Faço corrida há muitos anos, mas á muito que tinha em mente o desafio de fazer uma maratona de estrada em prova oficial.
Um ano antes fiz o registo e pagamento da Maratona do Porto (um compromisso e uma data).
Segue-se os treinos durante um ano para essa finalidade com o objetivo de terminar.
Fim de semana da prova a chegar e siga para o Porto no sábado para levantamento do dorsal e usufruir de um fim de semana. Comigo levei a esposa e o filho, que por sua vez estavam inscritos para caminhada dessa mesma prova.
Deliciamos uma bela francesinha e desfrutamos de uma tarde tranquila na zona marítima de Matosinhos, local da partida da prova.
Dia da prova, acordar bem cedo, tomar um belo pequeno almoço e seguir a pé para o local da prova.
Antes da partida, a adrenalina o nervosismo estavam presentes. O medo, será que consigo?
Nos primeiros quilômetros, a energia, empolgação, o ambiente, a musica o som dos atletas, o ambiente, o entusiasmo era enorme. Perto de mim seguia a bandeira do pace 4:00 e eu pensava ( não pode ser, estou nas nuvens).
Os primeiros 10 quilômetros estava ótimo, sentia-me bem, um sobe e desce na zona portuária do porto leixões.
Passagem pela zona da partida e 21 km feitos numa 1h 50m 18seg e ritmo de 5:16, nada mal.

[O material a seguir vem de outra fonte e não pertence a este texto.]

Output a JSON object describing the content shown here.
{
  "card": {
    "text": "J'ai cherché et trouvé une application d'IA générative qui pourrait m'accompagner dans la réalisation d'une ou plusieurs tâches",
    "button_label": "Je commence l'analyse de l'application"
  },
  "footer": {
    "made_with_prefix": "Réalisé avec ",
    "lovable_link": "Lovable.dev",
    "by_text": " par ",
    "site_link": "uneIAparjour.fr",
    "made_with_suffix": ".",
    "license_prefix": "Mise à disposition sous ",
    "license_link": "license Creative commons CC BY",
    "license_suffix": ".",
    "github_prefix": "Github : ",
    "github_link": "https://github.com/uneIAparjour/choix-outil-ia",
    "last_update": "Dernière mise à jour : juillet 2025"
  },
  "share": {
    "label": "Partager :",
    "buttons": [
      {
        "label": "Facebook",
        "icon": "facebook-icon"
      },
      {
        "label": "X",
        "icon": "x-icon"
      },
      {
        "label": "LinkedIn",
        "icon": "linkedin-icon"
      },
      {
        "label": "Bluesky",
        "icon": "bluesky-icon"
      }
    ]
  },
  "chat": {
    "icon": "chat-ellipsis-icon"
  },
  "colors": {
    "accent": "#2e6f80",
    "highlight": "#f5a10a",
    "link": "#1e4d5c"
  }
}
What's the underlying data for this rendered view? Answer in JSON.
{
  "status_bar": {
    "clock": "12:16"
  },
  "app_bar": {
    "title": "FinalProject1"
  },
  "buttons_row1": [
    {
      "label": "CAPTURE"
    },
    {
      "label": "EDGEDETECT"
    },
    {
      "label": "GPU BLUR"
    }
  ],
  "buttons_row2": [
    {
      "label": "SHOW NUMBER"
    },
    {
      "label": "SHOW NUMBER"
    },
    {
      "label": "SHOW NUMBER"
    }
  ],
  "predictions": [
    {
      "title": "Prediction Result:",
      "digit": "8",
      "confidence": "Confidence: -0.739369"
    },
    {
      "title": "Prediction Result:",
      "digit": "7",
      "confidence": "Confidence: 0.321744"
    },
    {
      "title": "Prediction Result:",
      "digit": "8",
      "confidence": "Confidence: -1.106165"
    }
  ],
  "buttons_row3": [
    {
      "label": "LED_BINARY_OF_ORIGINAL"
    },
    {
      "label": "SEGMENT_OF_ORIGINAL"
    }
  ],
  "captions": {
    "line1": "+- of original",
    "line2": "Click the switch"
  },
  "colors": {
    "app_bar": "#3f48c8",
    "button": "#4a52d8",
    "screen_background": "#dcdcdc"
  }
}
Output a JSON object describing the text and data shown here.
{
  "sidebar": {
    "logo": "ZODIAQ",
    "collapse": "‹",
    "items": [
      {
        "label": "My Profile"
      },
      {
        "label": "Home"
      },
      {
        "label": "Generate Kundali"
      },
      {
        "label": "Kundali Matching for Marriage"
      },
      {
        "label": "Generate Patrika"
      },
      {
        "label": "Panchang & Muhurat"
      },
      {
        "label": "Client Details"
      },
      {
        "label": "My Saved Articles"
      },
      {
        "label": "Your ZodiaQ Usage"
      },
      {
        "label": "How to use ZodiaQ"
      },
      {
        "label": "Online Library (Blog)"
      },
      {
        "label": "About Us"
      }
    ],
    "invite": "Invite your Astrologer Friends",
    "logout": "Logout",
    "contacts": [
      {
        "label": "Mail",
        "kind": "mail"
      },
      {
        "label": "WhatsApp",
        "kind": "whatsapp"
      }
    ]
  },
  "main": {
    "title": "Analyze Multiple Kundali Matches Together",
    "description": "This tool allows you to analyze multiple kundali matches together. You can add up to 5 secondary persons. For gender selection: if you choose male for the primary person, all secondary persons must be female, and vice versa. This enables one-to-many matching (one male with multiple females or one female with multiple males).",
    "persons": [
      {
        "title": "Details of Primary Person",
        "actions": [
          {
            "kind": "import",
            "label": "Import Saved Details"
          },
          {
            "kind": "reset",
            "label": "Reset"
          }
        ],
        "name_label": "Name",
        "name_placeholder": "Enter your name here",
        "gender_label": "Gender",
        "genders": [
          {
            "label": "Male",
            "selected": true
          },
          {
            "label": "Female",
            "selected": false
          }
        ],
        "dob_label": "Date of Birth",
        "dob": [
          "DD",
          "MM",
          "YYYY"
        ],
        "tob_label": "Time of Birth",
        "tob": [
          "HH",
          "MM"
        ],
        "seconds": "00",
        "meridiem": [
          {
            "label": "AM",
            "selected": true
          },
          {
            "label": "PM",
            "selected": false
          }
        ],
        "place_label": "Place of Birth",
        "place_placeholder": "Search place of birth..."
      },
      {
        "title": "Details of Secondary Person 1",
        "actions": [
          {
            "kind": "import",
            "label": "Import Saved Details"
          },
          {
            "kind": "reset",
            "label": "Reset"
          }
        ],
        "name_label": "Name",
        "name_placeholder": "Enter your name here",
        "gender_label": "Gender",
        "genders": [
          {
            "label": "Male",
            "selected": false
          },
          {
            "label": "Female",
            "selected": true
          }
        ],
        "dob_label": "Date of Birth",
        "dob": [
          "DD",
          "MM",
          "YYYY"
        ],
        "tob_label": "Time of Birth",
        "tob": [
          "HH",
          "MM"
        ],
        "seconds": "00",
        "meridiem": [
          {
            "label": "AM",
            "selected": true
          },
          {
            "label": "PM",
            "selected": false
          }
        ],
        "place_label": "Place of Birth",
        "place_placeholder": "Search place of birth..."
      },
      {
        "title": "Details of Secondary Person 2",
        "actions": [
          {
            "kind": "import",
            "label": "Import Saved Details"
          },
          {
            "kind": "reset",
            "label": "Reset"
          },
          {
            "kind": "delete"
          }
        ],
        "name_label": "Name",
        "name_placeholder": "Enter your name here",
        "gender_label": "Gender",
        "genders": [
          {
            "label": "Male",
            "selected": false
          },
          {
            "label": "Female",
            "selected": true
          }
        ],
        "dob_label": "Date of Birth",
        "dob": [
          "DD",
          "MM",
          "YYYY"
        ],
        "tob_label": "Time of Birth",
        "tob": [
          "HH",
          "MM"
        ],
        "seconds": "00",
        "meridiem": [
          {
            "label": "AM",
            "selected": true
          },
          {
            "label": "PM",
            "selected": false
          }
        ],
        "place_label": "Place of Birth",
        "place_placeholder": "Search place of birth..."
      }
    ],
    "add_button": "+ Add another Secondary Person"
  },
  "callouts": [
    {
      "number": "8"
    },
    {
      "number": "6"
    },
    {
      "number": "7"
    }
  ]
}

Segue-se mais uns quilômetros e a entrada na cidade do porto, passagem pela zona ribeirinha onde o piso era em paralelos, as dores começaram a aparecer.
Chegada ao quilômetro 30, o muro que todos falam.
O corpo começa a ficar sem glicogénio, estando eu estar sempre a hidratar e a controlar com géis desde do inicio da prova. aqui o vento o nevoeiro que surgia do rio douro, mas também a fadiga as dores musculares e a vontade de parar.
Neste quilômetro 31 algo surge no meio da estrada, Hélio Fumo (grande atleta e inspirador para muitos), a incentivar os atletas, ainda deu para o cumprimentar.
Mais uns géis e um nutrição da organização e a força mental. Aqui a mente sobrepor-se á dor.
O ritmo obviamente mais baixo e continuamos á luta para alcançar o objetivo definido. As pessoas que assistiam, motivavam e puxava por mim, desconhecidos gritado o meu nome, aplaudindo e o meu pensamento era só um, a meta.
Neste momento estava a entrar no túnel da zona ribeirinha de volta para o ponto de partida e para verdadeira meta. E aqui ao entrar no túnel ouvia-se um musica (rock Balboa), uns ecrãs mostravam imagens de plena motivação. A lágrima surgiu no canto do olho e a pernas movimentavam-se e não sei de onde surgiu a energia com as dores á mistura.
Já no quilometro 40 a dor e a emoção era uma mistura. Sem perceber de onde surgiu a energia, seria do poder da força mental, do apoio do público, de todo aquele ambiente que ali existia.
A meta em frente e as dores, mas a força mental em alta e a entrada na passadeira, a linha da meta e o momento de colocar a medalha ao pescoço pela organização. A sensação de enorme orgulho de mim mesmo, as lágrimas no rosto de mais uma conquista e um desafio superado. O corpo destruído, mas a mente eufórica.
Foi uma prova de sensações estranhas que acontecem no corpo e na mente durante os 42 quilômetros. Sensações inexplicáveis, que por muitos anos que corro e provas que já fiz, não me tinha ocorrida em prova alguma. Ficará para sempre em mim e para mim estes momentos vividos nesta maratona, a minha primeira de algumas que virão ainda existir.
Um conselho a quem gosta de correr,
Façam um Maratona em provas oficial!!